Restaurant Guide 2009

Simpatica serves you on its terms. That means you eat what they make at fixed-menu dinners ($35 plus wine and gratuity) on Fridays and Saturdays. And you'd better get a reservation early, because they go fast. But Simpatica can get away with this heavy-handed approach because the food is just that good. And if you really feel stifled, Simpatica offers less planning and more choice at its Sunday brunch, which creatively reinvents classic combinations like chicken and waffles and biscuits and gravy. A recent Friday-night dinner began with a sure-handed take on a Spanish classic: gleaming mussels and chorizo fired in a wood oven—briny, salty, smoky and delicious. A lovely Caesar-like salad followed, combining romaine with artichoke hearts and a "creamy lemon dressing," its richness well balanced by the citrus.

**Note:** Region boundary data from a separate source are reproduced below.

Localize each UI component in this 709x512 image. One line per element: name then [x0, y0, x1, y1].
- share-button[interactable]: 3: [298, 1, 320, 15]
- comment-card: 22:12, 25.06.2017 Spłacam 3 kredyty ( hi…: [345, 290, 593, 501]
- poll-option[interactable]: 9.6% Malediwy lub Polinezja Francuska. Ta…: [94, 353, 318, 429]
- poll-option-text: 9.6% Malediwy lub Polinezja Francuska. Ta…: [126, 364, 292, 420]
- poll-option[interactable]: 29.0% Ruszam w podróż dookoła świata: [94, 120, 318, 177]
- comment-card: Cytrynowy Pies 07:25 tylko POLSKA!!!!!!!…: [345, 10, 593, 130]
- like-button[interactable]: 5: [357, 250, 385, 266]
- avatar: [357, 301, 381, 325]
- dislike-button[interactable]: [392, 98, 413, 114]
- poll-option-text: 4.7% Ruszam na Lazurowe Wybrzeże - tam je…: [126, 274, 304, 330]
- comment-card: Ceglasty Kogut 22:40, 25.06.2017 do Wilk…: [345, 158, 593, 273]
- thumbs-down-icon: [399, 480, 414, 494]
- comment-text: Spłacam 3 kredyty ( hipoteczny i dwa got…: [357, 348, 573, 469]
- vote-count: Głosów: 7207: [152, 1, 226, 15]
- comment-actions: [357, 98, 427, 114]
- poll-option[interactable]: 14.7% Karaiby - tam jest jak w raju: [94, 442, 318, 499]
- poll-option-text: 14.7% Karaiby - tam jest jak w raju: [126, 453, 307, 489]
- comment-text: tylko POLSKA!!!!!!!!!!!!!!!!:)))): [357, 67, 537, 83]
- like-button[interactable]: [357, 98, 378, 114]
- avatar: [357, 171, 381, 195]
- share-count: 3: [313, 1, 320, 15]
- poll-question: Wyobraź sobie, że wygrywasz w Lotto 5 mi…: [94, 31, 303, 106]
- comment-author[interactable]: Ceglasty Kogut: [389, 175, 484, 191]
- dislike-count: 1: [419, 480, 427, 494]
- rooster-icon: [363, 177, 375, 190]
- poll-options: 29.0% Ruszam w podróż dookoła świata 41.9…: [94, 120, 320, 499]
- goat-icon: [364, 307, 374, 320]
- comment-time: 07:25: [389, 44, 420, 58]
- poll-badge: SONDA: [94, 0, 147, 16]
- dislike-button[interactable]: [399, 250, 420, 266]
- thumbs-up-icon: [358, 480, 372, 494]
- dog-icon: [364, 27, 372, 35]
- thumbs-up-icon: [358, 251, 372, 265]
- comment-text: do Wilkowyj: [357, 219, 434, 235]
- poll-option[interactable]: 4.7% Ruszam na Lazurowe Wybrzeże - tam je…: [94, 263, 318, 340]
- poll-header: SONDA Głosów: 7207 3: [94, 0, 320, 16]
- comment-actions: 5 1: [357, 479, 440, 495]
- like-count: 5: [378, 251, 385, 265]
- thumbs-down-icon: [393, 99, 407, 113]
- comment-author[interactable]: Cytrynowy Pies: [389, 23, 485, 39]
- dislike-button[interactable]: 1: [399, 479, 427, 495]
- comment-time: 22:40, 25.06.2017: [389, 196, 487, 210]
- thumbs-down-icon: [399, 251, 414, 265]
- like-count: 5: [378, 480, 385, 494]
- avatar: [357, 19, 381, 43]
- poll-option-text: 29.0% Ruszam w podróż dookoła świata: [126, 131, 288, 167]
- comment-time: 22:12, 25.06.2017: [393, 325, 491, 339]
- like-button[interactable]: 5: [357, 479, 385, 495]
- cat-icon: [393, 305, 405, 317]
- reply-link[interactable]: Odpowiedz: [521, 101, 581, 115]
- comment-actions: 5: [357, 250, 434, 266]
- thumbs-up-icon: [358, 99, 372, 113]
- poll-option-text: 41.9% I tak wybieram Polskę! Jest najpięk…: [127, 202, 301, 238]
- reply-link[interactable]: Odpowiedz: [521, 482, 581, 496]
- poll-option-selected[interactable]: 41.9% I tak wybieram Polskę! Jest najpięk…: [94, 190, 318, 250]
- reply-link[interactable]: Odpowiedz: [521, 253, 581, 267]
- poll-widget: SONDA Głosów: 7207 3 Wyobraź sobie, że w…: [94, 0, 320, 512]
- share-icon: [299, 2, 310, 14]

The main course was a combination incapable of failing—steak and bacon. Add local chanterelles and roasted tomatoes to the hanger steak and thick-cut smoky chunks and you get a very quiet dining room, everyone's focus narrowing to the next bite. Let them tell you what to eat. They're right.
Order this: Simpatica does the ordering, but it's in your interest to obey.
Best deal: $35 for four superb courses ain't bad.
I'll pass: A chocolate soufflé cake for dessert was solid, but who has room?